Upon consideration, we conclude that the district court was within its discretion in requiring petitioner to pay the required filing fee.

Generally, a district court should grant an application to proceed in forma pauperis upon submission of a facially adequate affidavit of indigency. Duhart v. Carlson, 469 F.2d 471, 473 (10th Cir. 1972), cert. denied, 410 U.S. 958 (1973). Further, a party need not be completely destitute in order to proceed in forma pauperis. Adkins v. E.I. DuPont de Nemours & Co., 335 U.S. 331, 339-40 (1948). The decision to grant or deny pauper status is, however, reviewable for an abuse of discretion. See Williams v. Estelle, 681 F.2d 946, 947 (5th Cir. 1982), cert. denied, 469 U.S. 1075 (1984).

Hauck's affidavit in support of his request to proceed in forma pauperis filed on May 11, 1988, indicates that Hauck was "self employed" and received income of "10% sales", yet notes that sales did not exceed $3,000 over the past six months. He also stated that he jointly owns realty with the victim he allegedly murdered. He stated that he has no dependents. On May 26, 1988, the district court directed the clerk of the court to return Hauck's application, as he "failed to state the nature of this proceeding" and failed "to describe the source of money received from his self employment or to state the approximate value of his interest in property owned jointly with the homicide victim." Hauck then returned his application, stating that he was "broke" and he received $150.00 per month in rent payments, interest or dividends. Hauck also stated that the property jointly owned with the victim had been placed in trust and could not be mortgaged or sold. In addition, an officer at the county jail where Hauck is incarcerated certified that Hauck's account balance was zero.

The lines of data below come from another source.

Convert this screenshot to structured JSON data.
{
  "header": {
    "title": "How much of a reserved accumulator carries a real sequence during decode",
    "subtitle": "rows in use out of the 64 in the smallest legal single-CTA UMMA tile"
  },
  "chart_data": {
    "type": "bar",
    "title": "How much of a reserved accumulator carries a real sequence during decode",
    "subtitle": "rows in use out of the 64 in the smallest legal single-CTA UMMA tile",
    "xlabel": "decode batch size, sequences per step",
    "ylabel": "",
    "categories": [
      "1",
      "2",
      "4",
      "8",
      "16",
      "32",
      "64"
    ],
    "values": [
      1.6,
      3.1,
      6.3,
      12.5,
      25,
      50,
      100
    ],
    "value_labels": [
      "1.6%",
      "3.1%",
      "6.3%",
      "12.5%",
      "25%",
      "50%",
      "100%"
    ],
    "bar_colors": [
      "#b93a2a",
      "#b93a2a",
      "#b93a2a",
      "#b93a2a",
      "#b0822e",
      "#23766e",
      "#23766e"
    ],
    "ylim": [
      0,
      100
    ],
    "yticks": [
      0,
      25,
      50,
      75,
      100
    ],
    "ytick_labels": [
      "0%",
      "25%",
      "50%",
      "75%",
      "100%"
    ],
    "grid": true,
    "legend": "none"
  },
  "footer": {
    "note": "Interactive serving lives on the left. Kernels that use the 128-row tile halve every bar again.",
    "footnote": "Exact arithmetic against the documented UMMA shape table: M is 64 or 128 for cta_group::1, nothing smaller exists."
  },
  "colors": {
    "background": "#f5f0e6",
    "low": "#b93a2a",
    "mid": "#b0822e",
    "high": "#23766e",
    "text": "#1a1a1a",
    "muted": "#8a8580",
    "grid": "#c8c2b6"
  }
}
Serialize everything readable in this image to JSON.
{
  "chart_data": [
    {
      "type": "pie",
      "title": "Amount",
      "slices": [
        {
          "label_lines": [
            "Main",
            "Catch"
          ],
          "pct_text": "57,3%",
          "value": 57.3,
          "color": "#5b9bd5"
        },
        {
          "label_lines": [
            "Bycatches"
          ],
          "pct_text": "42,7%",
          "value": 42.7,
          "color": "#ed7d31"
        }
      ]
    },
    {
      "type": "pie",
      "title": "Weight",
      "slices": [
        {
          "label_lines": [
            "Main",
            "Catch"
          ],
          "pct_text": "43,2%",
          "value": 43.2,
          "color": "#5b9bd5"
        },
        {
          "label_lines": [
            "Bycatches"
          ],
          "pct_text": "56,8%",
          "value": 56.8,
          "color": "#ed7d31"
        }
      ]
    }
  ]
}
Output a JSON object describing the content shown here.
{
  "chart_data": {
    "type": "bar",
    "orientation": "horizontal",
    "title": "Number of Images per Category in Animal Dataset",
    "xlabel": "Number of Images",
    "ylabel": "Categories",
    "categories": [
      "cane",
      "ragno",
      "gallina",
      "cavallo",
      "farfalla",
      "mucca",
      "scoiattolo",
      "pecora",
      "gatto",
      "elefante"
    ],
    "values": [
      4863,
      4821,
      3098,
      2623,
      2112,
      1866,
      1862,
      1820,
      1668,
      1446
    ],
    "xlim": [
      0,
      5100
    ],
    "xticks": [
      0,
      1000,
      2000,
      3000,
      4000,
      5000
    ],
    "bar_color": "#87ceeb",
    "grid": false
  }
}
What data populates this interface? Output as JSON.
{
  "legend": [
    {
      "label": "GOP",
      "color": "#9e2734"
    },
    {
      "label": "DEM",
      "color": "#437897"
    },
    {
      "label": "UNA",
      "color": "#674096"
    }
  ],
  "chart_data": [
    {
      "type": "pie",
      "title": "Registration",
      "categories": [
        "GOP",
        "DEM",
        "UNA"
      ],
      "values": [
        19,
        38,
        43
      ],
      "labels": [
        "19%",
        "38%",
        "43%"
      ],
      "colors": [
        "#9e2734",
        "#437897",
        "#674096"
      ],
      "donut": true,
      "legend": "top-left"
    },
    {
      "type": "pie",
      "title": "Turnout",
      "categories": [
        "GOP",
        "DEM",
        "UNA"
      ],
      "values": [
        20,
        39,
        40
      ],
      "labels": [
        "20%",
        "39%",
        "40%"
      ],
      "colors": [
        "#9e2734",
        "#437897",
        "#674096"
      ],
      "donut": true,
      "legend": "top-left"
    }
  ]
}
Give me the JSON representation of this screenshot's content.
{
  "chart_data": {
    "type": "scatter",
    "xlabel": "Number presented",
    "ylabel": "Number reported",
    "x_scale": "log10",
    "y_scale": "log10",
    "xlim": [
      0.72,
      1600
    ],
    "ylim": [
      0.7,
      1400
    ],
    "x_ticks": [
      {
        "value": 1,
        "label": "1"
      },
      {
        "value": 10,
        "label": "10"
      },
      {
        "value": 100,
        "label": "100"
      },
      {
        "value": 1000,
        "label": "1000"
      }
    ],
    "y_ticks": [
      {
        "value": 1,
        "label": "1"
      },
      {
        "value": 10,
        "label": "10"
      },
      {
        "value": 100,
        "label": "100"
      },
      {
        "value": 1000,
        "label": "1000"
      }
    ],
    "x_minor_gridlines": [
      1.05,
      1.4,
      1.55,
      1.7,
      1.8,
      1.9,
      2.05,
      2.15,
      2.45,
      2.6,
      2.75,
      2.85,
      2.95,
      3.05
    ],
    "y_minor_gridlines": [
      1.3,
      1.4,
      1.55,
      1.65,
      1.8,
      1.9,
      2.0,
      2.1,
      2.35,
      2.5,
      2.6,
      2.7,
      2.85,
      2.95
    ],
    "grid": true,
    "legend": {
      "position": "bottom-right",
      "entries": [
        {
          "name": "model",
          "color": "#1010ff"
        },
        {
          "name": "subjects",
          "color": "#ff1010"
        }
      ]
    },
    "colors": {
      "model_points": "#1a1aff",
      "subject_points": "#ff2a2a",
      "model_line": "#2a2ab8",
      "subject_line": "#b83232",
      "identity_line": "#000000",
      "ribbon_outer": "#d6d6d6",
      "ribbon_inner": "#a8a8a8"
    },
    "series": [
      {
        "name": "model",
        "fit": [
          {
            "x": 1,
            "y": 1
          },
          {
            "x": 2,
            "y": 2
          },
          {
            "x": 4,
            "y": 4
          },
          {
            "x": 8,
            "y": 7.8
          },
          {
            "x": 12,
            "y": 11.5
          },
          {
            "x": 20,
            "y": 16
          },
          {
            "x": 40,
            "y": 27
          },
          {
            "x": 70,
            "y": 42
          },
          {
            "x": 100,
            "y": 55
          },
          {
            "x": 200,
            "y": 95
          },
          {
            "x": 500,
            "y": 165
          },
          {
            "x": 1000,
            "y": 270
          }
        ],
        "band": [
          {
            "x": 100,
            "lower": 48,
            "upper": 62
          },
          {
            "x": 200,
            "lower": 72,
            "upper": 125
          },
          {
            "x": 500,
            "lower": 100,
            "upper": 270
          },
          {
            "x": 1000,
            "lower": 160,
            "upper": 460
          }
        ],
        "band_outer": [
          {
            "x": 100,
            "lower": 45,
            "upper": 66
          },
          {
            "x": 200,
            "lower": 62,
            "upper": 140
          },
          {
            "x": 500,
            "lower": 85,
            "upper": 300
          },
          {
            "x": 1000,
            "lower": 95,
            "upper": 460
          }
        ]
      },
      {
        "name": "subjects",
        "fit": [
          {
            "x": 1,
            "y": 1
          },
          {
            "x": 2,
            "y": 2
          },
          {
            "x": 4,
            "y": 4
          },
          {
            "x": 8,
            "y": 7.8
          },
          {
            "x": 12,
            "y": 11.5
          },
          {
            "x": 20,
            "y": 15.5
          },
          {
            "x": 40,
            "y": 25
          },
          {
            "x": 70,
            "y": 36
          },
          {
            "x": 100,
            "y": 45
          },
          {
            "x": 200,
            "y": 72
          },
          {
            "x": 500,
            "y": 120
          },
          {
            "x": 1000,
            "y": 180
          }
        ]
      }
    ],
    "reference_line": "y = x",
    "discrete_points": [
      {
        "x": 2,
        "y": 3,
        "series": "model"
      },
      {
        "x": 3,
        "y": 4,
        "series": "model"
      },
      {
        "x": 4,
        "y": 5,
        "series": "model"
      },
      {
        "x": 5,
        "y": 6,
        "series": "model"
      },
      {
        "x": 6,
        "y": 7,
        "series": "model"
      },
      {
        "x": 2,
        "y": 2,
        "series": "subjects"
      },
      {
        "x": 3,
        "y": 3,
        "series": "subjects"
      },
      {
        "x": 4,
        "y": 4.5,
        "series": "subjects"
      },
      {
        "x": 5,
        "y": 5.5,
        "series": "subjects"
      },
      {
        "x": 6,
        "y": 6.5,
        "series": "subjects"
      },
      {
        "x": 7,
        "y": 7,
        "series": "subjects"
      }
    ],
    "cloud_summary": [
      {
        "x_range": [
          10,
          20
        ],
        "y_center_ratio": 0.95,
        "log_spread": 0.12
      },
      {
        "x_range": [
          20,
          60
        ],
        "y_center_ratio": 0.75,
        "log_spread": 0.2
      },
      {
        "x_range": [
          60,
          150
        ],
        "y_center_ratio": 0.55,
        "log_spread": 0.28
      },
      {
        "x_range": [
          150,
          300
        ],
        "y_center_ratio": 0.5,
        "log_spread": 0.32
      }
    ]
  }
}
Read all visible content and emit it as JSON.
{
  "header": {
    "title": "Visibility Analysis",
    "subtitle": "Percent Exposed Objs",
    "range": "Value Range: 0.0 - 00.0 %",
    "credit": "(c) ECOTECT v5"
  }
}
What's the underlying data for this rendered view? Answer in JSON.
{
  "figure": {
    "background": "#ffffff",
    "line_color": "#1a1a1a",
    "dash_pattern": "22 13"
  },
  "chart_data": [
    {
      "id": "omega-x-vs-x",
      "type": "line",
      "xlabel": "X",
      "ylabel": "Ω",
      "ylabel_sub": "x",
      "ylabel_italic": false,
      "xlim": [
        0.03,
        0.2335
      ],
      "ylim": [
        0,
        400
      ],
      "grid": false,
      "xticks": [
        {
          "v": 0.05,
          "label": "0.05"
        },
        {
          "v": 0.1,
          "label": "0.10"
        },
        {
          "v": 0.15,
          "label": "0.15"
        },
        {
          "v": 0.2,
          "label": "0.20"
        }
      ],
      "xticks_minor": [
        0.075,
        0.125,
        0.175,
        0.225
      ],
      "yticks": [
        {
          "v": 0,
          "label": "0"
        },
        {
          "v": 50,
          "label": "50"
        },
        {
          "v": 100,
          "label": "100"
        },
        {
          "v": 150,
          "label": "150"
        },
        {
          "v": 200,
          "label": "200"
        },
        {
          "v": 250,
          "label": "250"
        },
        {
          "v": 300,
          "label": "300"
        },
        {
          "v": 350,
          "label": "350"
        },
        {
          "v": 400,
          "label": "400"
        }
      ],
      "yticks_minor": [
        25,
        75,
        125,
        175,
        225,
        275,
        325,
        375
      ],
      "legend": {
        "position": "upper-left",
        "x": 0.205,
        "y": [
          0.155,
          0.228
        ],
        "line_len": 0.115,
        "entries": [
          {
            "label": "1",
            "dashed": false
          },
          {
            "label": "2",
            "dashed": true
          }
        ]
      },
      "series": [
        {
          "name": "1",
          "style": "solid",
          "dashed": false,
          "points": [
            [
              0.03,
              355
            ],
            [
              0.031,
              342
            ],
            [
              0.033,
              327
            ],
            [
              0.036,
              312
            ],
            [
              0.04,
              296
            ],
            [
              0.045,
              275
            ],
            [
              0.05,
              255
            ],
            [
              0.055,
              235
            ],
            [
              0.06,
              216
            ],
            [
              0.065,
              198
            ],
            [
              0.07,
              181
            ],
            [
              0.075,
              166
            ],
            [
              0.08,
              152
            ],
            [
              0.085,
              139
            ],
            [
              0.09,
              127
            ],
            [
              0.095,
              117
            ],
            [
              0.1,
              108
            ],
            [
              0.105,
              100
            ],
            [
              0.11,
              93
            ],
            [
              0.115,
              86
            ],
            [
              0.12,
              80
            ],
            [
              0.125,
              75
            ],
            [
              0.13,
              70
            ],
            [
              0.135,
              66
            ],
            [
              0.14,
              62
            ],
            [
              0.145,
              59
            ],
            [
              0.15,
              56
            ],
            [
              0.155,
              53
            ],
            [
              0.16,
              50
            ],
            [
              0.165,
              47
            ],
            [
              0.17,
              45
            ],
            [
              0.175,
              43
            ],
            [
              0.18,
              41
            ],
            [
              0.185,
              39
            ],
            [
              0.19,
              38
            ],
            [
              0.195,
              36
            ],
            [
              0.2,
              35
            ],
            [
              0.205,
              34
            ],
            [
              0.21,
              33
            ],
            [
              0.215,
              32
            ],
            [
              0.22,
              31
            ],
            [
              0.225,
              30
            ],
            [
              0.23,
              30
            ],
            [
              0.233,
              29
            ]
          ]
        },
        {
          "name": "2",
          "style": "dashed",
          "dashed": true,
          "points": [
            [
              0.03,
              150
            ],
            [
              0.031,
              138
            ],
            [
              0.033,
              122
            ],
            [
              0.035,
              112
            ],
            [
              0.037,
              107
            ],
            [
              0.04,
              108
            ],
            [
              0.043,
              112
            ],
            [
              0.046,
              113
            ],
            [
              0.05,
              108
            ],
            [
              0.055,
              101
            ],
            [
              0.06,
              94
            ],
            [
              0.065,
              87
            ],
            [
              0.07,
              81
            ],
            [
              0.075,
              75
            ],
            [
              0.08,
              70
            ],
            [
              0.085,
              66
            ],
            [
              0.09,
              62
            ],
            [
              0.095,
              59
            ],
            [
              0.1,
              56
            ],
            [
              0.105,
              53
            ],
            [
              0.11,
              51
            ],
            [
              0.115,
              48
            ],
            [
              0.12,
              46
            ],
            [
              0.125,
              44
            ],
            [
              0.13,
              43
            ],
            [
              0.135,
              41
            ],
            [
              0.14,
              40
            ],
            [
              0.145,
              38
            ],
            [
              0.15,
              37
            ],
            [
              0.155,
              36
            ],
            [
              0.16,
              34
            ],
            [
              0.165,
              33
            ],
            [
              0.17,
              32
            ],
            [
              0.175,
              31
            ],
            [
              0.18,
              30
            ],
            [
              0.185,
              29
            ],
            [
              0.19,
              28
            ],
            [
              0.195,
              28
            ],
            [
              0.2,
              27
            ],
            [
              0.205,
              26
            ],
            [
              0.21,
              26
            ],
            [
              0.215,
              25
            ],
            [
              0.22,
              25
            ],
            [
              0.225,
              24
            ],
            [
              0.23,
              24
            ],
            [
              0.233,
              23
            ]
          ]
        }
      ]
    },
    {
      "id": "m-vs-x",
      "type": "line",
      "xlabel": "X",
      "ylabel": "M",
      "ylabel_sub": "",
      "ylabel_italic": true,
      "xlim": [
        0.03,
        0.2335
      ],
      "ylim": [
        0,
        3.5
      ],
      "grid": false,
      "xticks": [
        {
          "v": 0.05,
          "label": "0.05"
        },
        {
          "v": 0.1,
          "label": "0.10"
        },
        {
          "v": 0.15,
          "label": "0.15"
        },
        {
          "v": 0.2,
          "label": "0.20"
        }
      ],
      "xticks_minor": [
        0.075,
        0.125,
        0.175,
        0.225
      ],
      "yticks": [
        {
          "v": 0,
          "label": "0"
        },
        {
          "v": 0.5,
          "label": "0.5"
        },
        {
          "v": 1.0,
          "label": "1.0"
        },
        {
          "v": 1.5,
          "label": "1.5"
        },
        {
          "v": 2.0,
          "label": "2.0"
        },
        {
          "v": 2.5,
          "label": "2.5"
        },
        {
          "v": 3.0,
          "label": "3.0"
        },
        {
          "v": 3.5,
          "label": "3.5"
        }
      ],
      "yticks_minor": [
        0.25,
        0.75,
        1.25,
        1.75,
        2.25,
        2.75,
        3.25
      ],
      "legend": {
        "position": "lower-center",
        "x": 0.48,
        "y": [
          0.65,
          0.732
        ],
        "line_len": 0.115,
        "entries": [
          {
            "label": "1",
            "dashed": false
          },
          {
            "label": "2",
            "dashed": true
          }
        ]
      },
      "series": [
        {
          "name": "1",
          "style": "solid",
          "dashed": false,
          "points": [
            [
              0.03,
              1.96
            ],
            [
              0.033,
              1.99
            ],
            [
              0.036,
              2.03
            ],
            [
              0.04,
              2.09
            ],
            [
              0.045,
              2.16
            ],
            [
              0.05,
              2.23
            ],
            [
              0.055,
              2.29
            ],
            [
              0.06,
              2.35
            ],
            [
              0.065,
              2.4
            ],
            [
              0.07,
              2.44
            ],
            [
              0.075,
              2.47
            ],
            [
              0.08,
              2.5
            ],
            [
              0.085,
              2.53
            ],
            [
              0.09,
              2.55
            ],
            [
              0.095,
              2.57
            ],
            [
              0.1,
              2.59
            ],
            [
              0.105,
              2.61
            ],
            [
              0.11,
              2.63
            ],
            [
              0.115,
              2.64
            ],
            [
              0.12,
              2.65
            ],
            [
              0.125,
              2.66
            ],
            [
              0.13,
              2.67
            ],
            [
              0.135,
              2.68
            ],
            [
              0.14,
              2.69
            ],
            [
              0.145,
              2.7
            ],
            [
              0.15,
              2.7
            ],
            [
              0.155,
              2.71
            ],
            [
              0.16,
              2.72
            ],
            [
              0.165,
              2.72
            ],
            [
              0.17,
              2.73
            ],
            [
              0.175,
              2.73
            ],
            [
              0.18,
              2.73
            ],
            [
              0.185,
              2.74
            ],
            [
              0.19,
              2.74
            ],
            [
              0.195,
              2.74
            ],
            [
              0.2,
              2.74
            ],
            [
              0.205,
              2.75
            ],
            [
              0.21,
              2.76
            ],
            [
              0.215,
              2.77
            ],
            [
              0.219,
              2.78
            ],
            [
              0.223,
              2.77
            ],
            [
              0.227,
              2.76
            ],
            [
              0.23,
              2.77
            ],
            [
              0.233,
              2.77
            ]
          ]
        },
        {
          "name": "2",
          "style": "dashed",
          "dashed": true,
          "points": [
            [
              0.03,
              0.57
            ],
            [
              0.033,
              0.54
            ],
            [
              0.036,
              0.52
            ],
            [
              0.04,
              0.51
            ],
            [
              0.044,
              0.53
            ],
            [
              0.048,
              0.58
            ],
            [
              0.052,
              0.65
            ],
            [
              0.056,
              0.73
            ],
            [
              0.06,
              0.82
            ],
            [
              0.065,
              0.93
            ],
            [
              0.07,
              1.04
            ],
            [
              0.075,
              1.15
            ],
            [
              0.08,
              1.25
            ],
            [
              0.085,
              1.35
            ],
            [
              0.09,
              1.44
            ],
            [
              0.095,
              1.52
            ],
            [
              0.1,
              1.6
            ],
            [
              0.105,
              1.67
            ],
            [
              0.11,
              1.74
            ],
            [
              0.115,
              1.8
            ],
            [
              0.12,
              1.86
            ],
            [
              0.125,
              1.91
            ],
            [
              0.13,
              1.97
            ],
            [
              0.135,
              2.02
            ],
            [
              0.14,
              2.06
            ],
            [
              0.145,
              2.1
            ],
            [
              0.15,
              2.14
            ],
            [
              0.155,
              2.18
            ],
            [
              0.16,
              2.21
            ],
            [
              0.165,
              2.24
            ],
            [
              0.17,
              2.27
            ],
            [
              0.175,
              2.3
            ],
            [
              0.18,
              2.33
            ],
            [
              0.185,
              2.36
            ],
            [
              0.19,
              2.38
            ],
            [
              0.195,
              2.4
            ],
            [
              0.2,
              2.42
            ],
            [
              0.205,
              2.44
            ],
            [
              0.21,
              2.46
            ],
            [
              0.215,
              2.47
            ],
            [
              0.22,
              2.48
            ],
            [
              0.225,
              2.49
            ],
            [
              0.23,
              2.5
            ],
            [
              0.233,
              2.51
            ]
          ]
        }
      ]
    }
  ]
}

Under the circumstances of this case, the district court was within its discretion in requiring Hauck to pay the filing fee. Even though the district court did not provide reasons for its decision as required, see Phipps v. King, No. 87-5561, slip op. at 2 (6th Cir. Dec. 20, 1988), Hauck admits facts that show that he is not an indigent and is able to pay the fee. Hauck receives over $150.00 per month in rent payments, interest, or dividends. Although his prison account balance is zero, he currently has no living expenses, and has no dependents.

Accordingly, the motions to proceed in forma pauperis on appeal and for a speedy hearing on appeal are hereby denied and the district court's judgment is affirmed pursuant to Rule 9(b) (5), Rules of the Sixth Circuit.